Nick Andersen, executive assistant director for cybersecurity at the Cybersecurity and Infrastructure Security Agency (CISA) saw Anthropic’s report on the AI-orchestrated cyberattacks as a wake up call to how critical AI will be. But, he stressed for defenders: “The core principles haven't changed here… The types of TTPs we need to secure ourselves against aren't changing here.”
“Defenders need to remain focused on securing their systems, understanding their vulnerabilities, looking at operating principles, hardening their interfaces,” he said. “Until we get to the next evolution of this, which is the ability for adaptive malware… then this is really where we're focused right now.”
A solution: embracing the technology and people partnership
The bigger picture is that there is pressure on many sectors to use AI to lower costs and boost productivity. Victor Dominello, who has led some of Australia’s largest public sector digital transformation programs, recently argued the case for “productive friction” amid the race to automate processes with AI. He cautioned that blanketing every business process with AI risks a slow death of knowledge in core systems, the value of which doesn’t become apparent until things break. This is what he calls the “productivity trap” that many countries find themselves in.
“AI helps organisations move faster, so the dashboards look good. Processing times fall. Some types of errors drop. But if staff stop interrogating assumptions, diagnosing causes or understanding underlying systems, capability erodes beneath the surface,” notes Dominello, comparing it to “running a factory that increases output every quarter while the main machine quietly rusts.”

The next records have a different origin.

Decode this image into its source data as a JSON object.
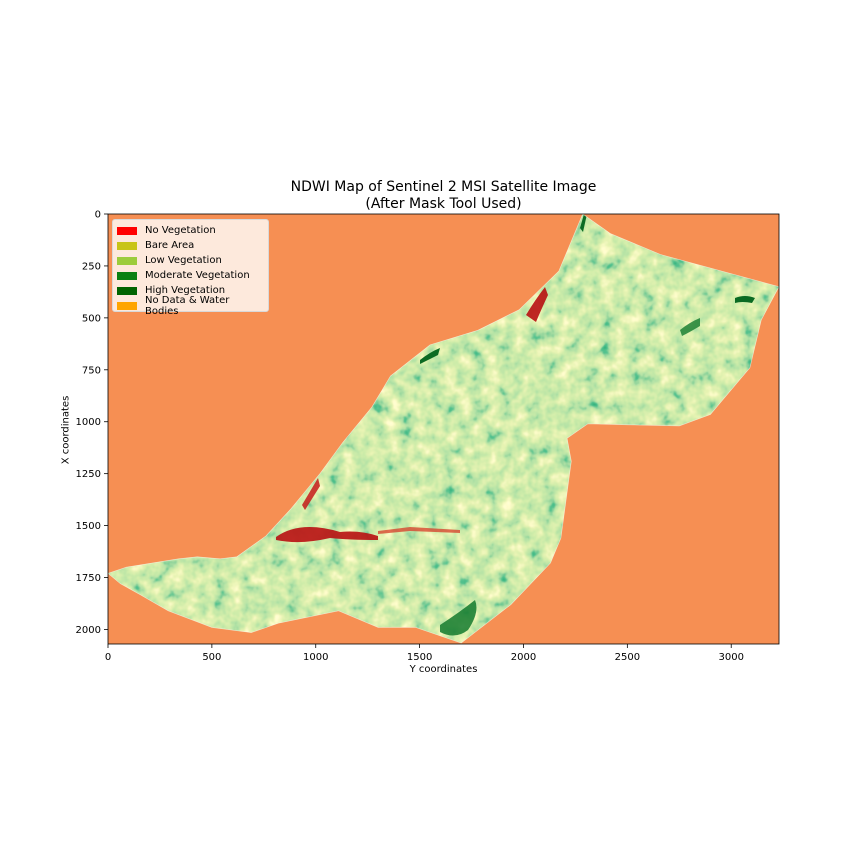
{
  "chart_data": {
    "type": "heatmap",
    "title": "NDWI Map of Sentinel 2 MSI Satellite Image",
    "subtitle": "(After Mask Tool Used)",
    "xlabel": "Y coordinates",
    "ylabel": "X coordinates",
    "xlim": [
      0,
      3230
    ],
    "ylim": [
      2070,
      0
    ],
    "xticks": [
      0,
      500,
      1000,
      1500,
      2000,
      2500,
      3000
    ],
    "yticks": [
      0,
      250,
      500,
      750,
      1000,
      1250,
      1500,
      1750,
      2000
    ],
    "grid": false,
    "legend_position": "upper-left",
    "legend": [
      {
        "label": "No Vegetation",
        "color": "#ff0000"
      },
      {
        "label": "Bare Area",
        "color": "#c8c417"
      },
      {
        "label": "Low Vegetation",
        "color": "#9ccc3c"
      },
      {
        "label": "Moderate Vegetation",
        "color": "#0a8012"
      },
      {
        "label": "High Vegetation",
        "color": "#006400"
      },
      {
        "label": "No Data & Water Bodies",
        "color": "#ffa500"
      }
    ],
    "background_color": "#f68f53",
    "region_outline": [
      [
        2285,
        0
      ],
      [
        2420,
        95
      ],
      [
        2660,
        195
      ],
      [
        3230,
        350
      ],
      [
        3145,
        510
      ],
      [
        3090,
        740
      ],
      [
        2900,
        965
      ],
      [
        2750,
        1020
      ],
      [
        2500,
        1015
      ],
      [
        2310,
        1010
      ],
      [
        2210,
        1080
      ],
      [
        2230,
        1190
      ],
      [
        2180,
        1560
      ],
      [
        2130,
        1680
      ],
      [
        1940,
        1880
      ],
      [
        1700,
        2065
      ],
      [
        1480,
        1990
      ],
      [
        1300,
        1990
      ],
      [
        1110,
        1910
      ],
      [
        820,
        1970
      ],
      [
        690,
        2015
      ],
      [
        500,
        1990
      ],
      [
        290,
        1910
      ],
      [
        150,
        1830
      ],
      [
        60,
        1780
      ],
      [
        0,
        1730
      ],
      [
        90,
        1700
      ],
      [
        340,
        1660
      ],
      [
        430,
        1650
      ],
      [
        540,
        1660
      ],
      [
        620,
        1650
      ],
      [
        760,
        1550
      ],
      [
        880,
        1420
      ],
      [
        1020,
        1250
      ],
      [
        1130,
        1100
      ],
      [
        1270,
        930
      ],
      [
        1360,
        780
      ],
      [
        1550,
        630
      ],
      [
        1780,
        560
      ],
      [
        1980,
        460
      ],
      [
        2170,
        275
      ]
    ]
  }
}
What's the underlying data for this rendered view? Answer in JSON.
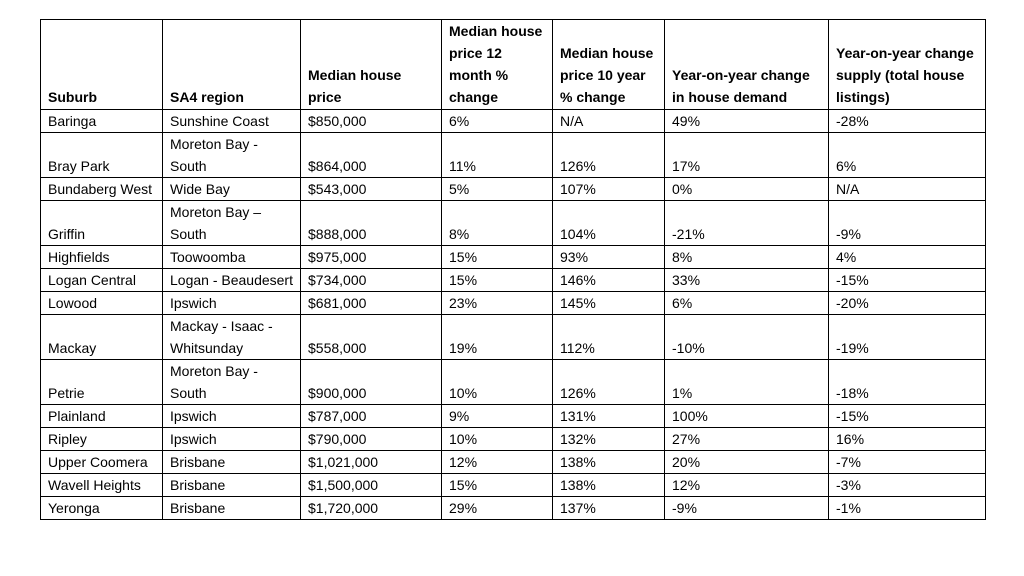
{
  "table": {
    "header": [
      "Suburb",
      "SA4 region",
      "Median house price",
      "Median house price 12 month % change",
      "Median house price 10 year % change",
      "Year-on-year change in house demand",
      "Year-on-year change supply (total house listings)"
    ],
    "rows": [
      [
        "Baringa",
        "Sunshine Coast",
        "$850,000",
        "6%",
        "N/A",
        "49%",
        "-28%"
      ],
      [
        "Bray Park",
        "Moreton Bay - South",
        "$864,000",
        "11%",
        "126%",
        "17%",
        "6%"
      ],
      [
        "Bundaberg West",
        "Wide Bay",
        "$543,000",
        "5%",
        "107%",
        "0%",
        "N/A"
      ],
      [
        "Griffin",
        "Moreton Bay – South",
        "$888,000",
        "8%",
        "104%",
        "-21%",
        "-9%"
      ],
      [
        "Highfields",
        "Toowoomba",
        "$975,000",
        "15%",
        "93%",
        "8%",
        "4%"
      ],
      [
        "Logan Central",
        "Logan - Beaudesert",
        "$734,000",
        "15%",
        "146%",
        "33%",
        "-15%"
      ],
      [
        "Lowood",
        "Ipswich",
        "$681,000",
        "23%",
        "145%",
        "6%",
        "-20%"
      ],
      [
        "Mackay",
        "Mackay - Isaac - Whitsunday",
        "$558,000",
        "19%",
        "112%",
        "-10%",
        "-19%"
      ],
      [
        "Petrie",
        "Moreton Bay - South",
        "$900,000",
        "10%",
        "126%",
        "1%",
        "-18%"
      ],
      [
        "Plainland",
        "Ipswich",
        "$787,000",
        "9%",
        "131%",
        "100%",
        "-15%"
      ],
      [
        "Ripley",
        "Ipswich",
        "$790,000",
        "10%",
        "132%",
        "27%",
        "16%"
      ],
      [
        "Upper Coomera",
        "Brisbane",
        "$1,021,000",
        "12%",
        "138%",
        "20%",
        "-7%"
      ],
      [
        "Wavell Heights",
        "Brisbane",
        "$1,500,000",
        "15%",
        "138%",
        "12%",
        "-3%"
      ],
      [
        "Yeronga",
        "Brisbane",
        "$1,720,000",
        "29%",
        "137%",
        "-9%",
        "-1%"
      ]
    ]
  }
}
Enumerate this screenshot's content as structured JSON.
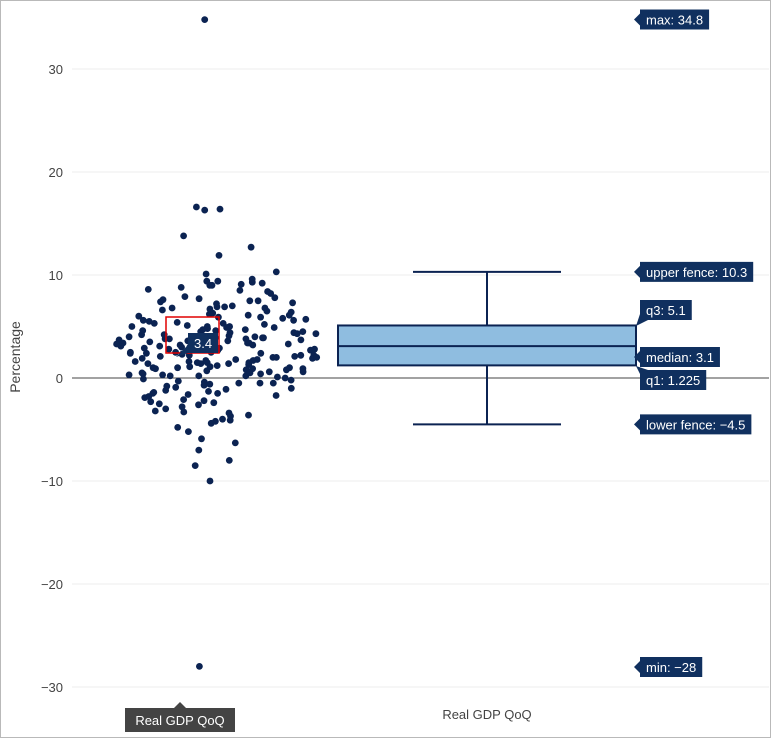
{
  "chart_data": {
    "type": "box",
    "ylabel": "Percentage",
    "xlabel": "",
    "ylim": [
      -33.5,
      36.5
    ],
    "yticks": [
      -30,
      -20,
      -10,
      0,
      10,
      20,
      30
    ],
    "ytick_labels": [
      "−30",
      "−20",
      "−10",
      "0",
      "10",
      "20",
      "30"
    ],
    "grid": true,
    "categories": [
      "Real GDP QoQ"
    ],
    "series_name": "Real GDP QoQ",
    "box": {
      "max": 34.8,
      "upper_fence": 10.3,
      "q3": 5.1,
      "median": 3.1,
      "q1": 1.225,
      "lower_fence": -4.5,
      "min": -28
    },
    "hover_labels": [
      {
        "key": "max",
        "text": "max: 34.8",
        "value": 34.8
      },
      {
        "key": "upper_fence",
        "text": "upper fence: 10.3",
        "value": 10.3
      },
      {
        "key": "q3",
        "text": "q3: 5.1",
        "value": 5.1
      },
      {
        "key": "median",
        "text": "median: 3.1",
        "value": 3.1
      },
      {
        "key": "q1",
        "text": "q1: 1.225",
        "value": 1.225
      },
      {
        "key": "lower_fence",
        "text": "lower fence: −4.5",
        "value": -4.5
      },
      {
        "key": "min",
        "text": "min: −28",
        "value": -28
      }
    ],
    "point_hover": {
      "text": "3.4",
      "value": 3.4
    },
    "x_hover_label": "Real GDP QoQ",
    "x_category_label": "Real GDP QoQ",
    "outliers": [
      34.8,
      16.6,
      16.4,
      16.3,
      13.8,
      12.7,
      11.9,
      -28,
      -10,
      -8.5,
      -8,
      -7,
      -6.3
    ],
    "points": [
      7.2,
      5.0,
      4.6,
      3.8,
      3.3,
      2.9,
      2.5,
      2.1,
      1.8,
      1.4,
      1.0,
      0.6,
      0.2,
      -1.5,
      9.4,
      8.8,
      6.1,
      5.3,
      4.4,
      3.9,
      3.5,
      3.1,
      2.7,
      2.2,
      1.9,
      1.5,
      0.9,
      0.3,
      -0.4,
      -1.1,
      9.1,
      7.9,
      6.6,
      5.7,
      4.8,
      4.2,
      3.6,
      3.0,
      2.4,
      2.0,
      1.6,
      1.1,
      0.5,
      -0.2,
      -0.9,
      -1.7,
      -2.4,
      -3.3,
      -4.1,
      10.1,
      9.3,
      8.5,
      7.4,
      6.8,
      6.2,
      5.6,
      5.0,
      4.5,
      4.0,
      3.4,
      2.8,
      2.3,
      1.7,
      1.2,
      0.7,
      0.1,
      -0.6,
      -1.3,
      -2.1,
      -2.8,
      -3.6,
      -4.8,
      -5.9,
      9.6,
      8.2,
      7.3,
      6.4,
      5.8,
      5.2,
      4.7,
      4.1,
      3.7,
      3.2,
      2.6,
      2.1,
      1.5,
      0.9,
      0.4,
      -0.3,
      -1.0,
      -1.9,
      -2.6,
      -3.4,
      -4.4,
      -5.2,
      10.3,
      9.0,
      7.8,
      7.0,
      6.3,
      5.5,
      4.9,
      4.3,
      3.8,
      3.3,
      2.9,
      2.4,
      1.8,
      1.3,
      0.8,
      0.2,
      -0.5,
      -1.2,
      -1.8,
      -2.5,
      -3.2,
      -4.0,
      9.2,
      8.4,
      7.6,
      6.9,
      6.0,
      5.4,
      4.6,
      4.0,
      3.6,
      3.1,
      2.5,
      2.0,
      1.4,
      0.9,
      0.3,
      -0.5,
      -1.4,
      -2.2,
      -3.0,
      -4.2,
      9.4,
      8.6,
      7.5,
      6.7,
      5.9,
      5.1,
      4.5,
      3.9,
      3.4,
      2.8,
      2.2,
      1.6,
      1.0,
      0.4,
      -0.1,
      -0.8,
      -1.6,
      -2.3,
      -3.7,
      9.0,
      7.7,
      6.9,
      6.1,
      5.3,
      4.7,
      4.2,
      3.7,
      3.2,
      2.7,
      2.2,
      1.7,
      1.1,
      0.6,
      0.0,
      -0.7,
      -1.5,
      7.5,
      6.5,
      5.6,
      4.9,
      4.3,
      3.8,
      3.3,
      2.9,
      2.4,
      1.9,
      1.4,
      0.8,
      0.2,
      -0.5,
      6.8,
      5.9,
      5.0,
      4.4,
      3.9,
      3.4,
      3.0,
      2.5,
      2.0,
      1.5,
      1.0,
      0.5
    ]
  }
}
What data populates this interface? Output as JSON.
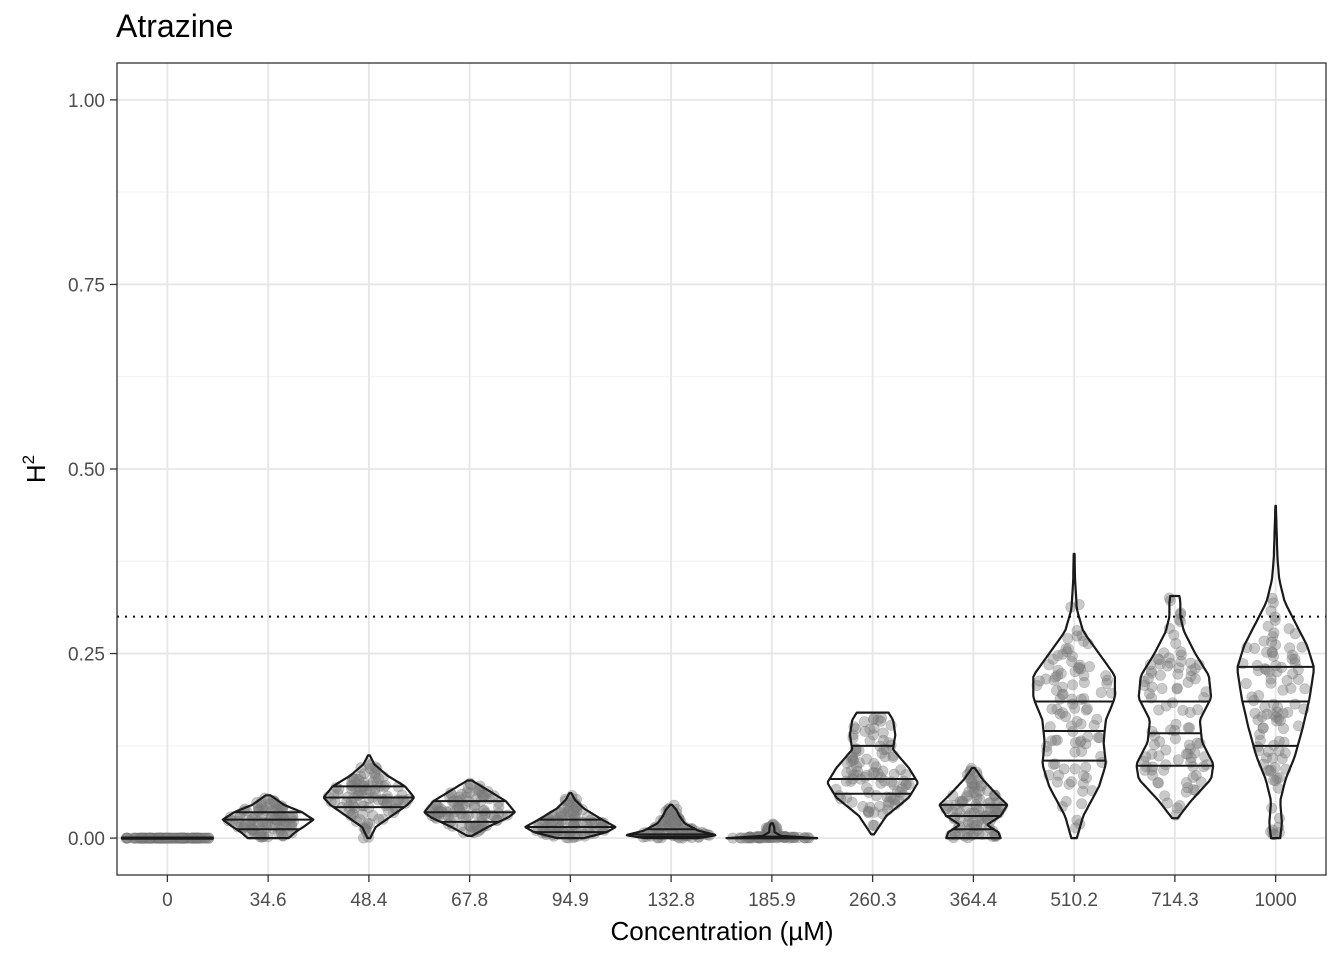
{
  "chart_data": {
    "type": "violin",
    "title": "Atrazine",
    "xlabel": "Concentration (µM)",
    "ylabel": "H",
    "ylabel_superscript": "2",
    "ylim": [
      -0.05,
      1.05
    ],
    "yticks": [
      "0.00",
      "0.25",
      "0.50",
      "0.75",
      "1.00"
    ],
    "ytick_values": [
      0,
      0.25,
      0.5,
      0.75,
      1.0
    ],
    "reference_line": 0.3,
    "grid": true,
    "point_color": "#7f7f7f",
    "violin_outline_color": "#1a1a1a",
    "categories": [
      "0",
      "34.6",
      "48.4",
      "67.8",
      "94.9",
      "132.8",
      "185.9",
      "260.3",
      "364.4",
      "510.2",
      "714.3",
      "1000"
    ],
    "groups": [
      {
        "min": 0.0,
        "max": 0.0,
        "quantiles": [
          0.0,
          0.0,
          0.0
        ],
        "density": [
          [
            0.0,
            1.0
          ]
        ]
      },
      {
        "min": 0.0,
        "max": 0.058,
        "quantiles": [
          0.012,
          0.025,
          0.035
        ],
        "density": [
          [
            0.0,
            0.45
          ],
          [
            0.008,
            0.6
          ],
          [
            0.016,
            0.8
          ],
          [
            0.025,
            1.0
          ],
          [
            0.035,
            0.75
          ],
          [
            0.045,
            0.35
          ],
          [
            0.058,
            0.05
          ]
        ]
      },
      {
        "min": 0.0,
        "max": 0.112,
        "quantiles": [
          0.042,
          0.055,
          0.07
        ],
        "density": [
          [
            0.0,
            0.03
          ],
          [
            0.015,
            0.15
          ],
          [
            0.03,
            0.5
          ],
          [
            0.045,
            0.85
          ],
          [
            0.055,
            1.0
          ],
          [
            0.07,
            0.8
          ],
          [
            0.085,
            0.4
          ],
          [
            0.1,
            0.12
          ],
          [
            0.112,
            0.02
          ]
        ]
      },
      {
        "min": 0.003,
        "max": 0.078,
        "quantiles": [
          0.022,
          0.035,
          0.05
        ],
        "density": [
          [
            0.003,
            0.05
          ],
          [
            0.015,
            0.4
          ],
          [
            0.028,
            0.85
          ],
          [
            0.035,
            1.0
          ],
          [
            0.05,
            0.8
          ],
          [
            0.065,
            0.4
          ],
          [
            0.078,
            0.05
          ]
        ]
      },
      {
        "min": 0.0,
        "max": 0.061,
        "quantiles": [
          0.008,
          0.015,
          0.025
        ],
        "density": [
          [
            0.0,
            0.3
          ],
          [
            0.008,
            0.8
          ],
          [
            0.015,
            1.0
          ],
          [
            0.025,
            0.7
          ],
          [
            0.04,
            0.3
          ],
          [
            0.052,
            0.1
          ],
          [
            0.061,
            0.02
          ]
        ]
      },
      {
        "min": 0.0,
        "max": 0.045,
        "quantiles": [
          0.002,
          0.005,
          0.012
        ],
        "density": [
          [
            0.0,
            0.6
          ],
          [
            0.004,
            1.0
          ],
          [
            0.01,
            0.6
          ],
          [
            0.02,
            0.3
          ],
          [
            0.03,
            0.18
          ],
          [
            0.038,
            0.12
          ],
          [
            0.045,
            0.02
          ]
        ]
      },
      {
        "min": 0.0,
        "max": 0.02,
        "quantiles": [
          0.0,
          0.0,
          0.002
        ],
        "density": [
          [
            0.0,
            1.0
          ],
          [
            0.003,
            0.2
          ],
          [
            0.008,
            0.06
          ],
          [
            0.015,
            0.05
          ],
          [
            0.02,
            0.02
          ]
        ]
      },
      {
        "min": 0.005,
        "max": 0.17,
        "quantiles": [
          0.06,
          0.08,
          0.125
        ],
        "density": [
          [
            0.005,
            0.03
          ],
          [
            0.03,
            0.3
          ],
          [
            0.055,
            0.8
          ],
          [
            0.075,
            1.0
          ],
          [
            0.095,
            0.8
          ],
          [
            0.12,
            0.45
          ],
          [
            0.14,
            0.5
          ],
          [
            0.16,
            0.45
          ],
          [
            0.17,
            0.35
          ]
        ]
      },
      {
        "min": 0.0,
        "max": 0.095,
        "quantiles": [
          0.012,
          0.03,
          0.045
        ],
        "density": [
          [
            0.0,
            0.6
          ],
          [
            0.008,
            0.55
          ],
          [
            0.018,
            0.3
          ],
          [
            0.03,
            0.6
          ],
          [
            0.045,
            0.75
          ],
          [
            0.06,
            0.5
          ],
          [
            0.08,
            0.2
          ],
          [
            0.095,
            0.03
          ]
        ]
      },
      {
        "min": 0.0,
        "max": 0.385,
        "quantiles": [
          0.105,
          0.145,
          0.185
        ],
        "density": [
          [
            0.0,
            0.06
          ],
          [
            0.03,
            0.2
          ],
          [
            0.07,
            0.55
          ],
          [
            0.1,
            0.7
          ],
          [
            0.13,
            0.65
          ],
          [
            0.16,
            0.7
          ],
          [
            0.19,
            0.9
          ],
          [
            0.22,
            0.9
          ],
          [
            0.25,
            0.55
          ],
          [
            0.28,
            0.2
          ],
          [
            0.31,
            0.06
          ],
          [
            0.35,
            0.02
          ],
          [
            0.385,
            0.01
          ]
        ]
      },
      {
        "min": 0.027,
        "max": 0.328,
        "quantiles": [
          0.098,
          0.142,
          0.185
        ],
        "density": [
          [
            0.027,
            0.06
          ],
          [
            0.05,
            0.35
          ],
          [
            0.08,
            0.8
          ],
          [
            0.1,
            0.85
          ],
          [
            0.13,
            0.6
          ],
          [
            0.16,
            0.55
          ],
          [
            0.19,
            0.8
          ],
          [
            0.22,
            0.75
          ],
          [
            0.25,
            0.45
          ],
          [
            0.28,
            0.2
          ],
          [
            0.3,
            0.12
          ],
          [
            0.32,
            0.12
          ],
          [
            0.328,
            0.1
          ]
        ]
      },
      {
        "min": 0.0,
        "max": 0.45,
        "quantiles": [
          0.125,
          0.185,
          0.232
        ],
        "density": [
          [
            0.0,
            0.1
          ],
          [
            0.02,
            0.14
          ],
          [
            0.05,
            0.1
          ],
          [
            0.08,
            0.22
          ],
          [
            0.11,
            0.42
          ],
          [
            0.15,
            0.6
          ],
          [
            0.19,
            0.75
          ],
          [
            0.23,
            0.85
          ],
          [
            0.26,
            0.7
          ],
          [
            0.29,
            0.45
          ],
          [
            0.32,
            0.2
          ],
          [
            0.35,
            0.08
          ],
          [
            0.38,
            0.04
          ],
          [
            0.42,
            0.02
          ],
          [
            0.45,
            0.005
          ]
        ]
      }
    ]
  }
}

“And if you don’t know how the machines work, you cannot fix them,” he writes. “AI systems should build in productive friction. Short questions that ask users to outline their reasoning or identify risks keep people cognitively engaged. Without friction, skills fade.”
His practical test for AI productivity claims goes like this: “If an AI tool can't show sources, flag uncertainty, or explain exceptions, it's not helping judgement - it's speeding up guesswork. AI can lift productivity, but if we only measure speed and savings, we risk systems that move faster while judgement quietly deteriorates.”
This is a lesson that can be applied in cybersecurity too. The human “bottleneck” in cybersecurity isn’t a bug—it’s a feature worth preserving. As organizations race to automate threat detection and response using AI, the goal shouldn’t be eliminating human judgment, but amplifying it at key points. The question for every CISO implementing AI tools should be: Does this help my team proactively understand threats better, or just chase alerts faster?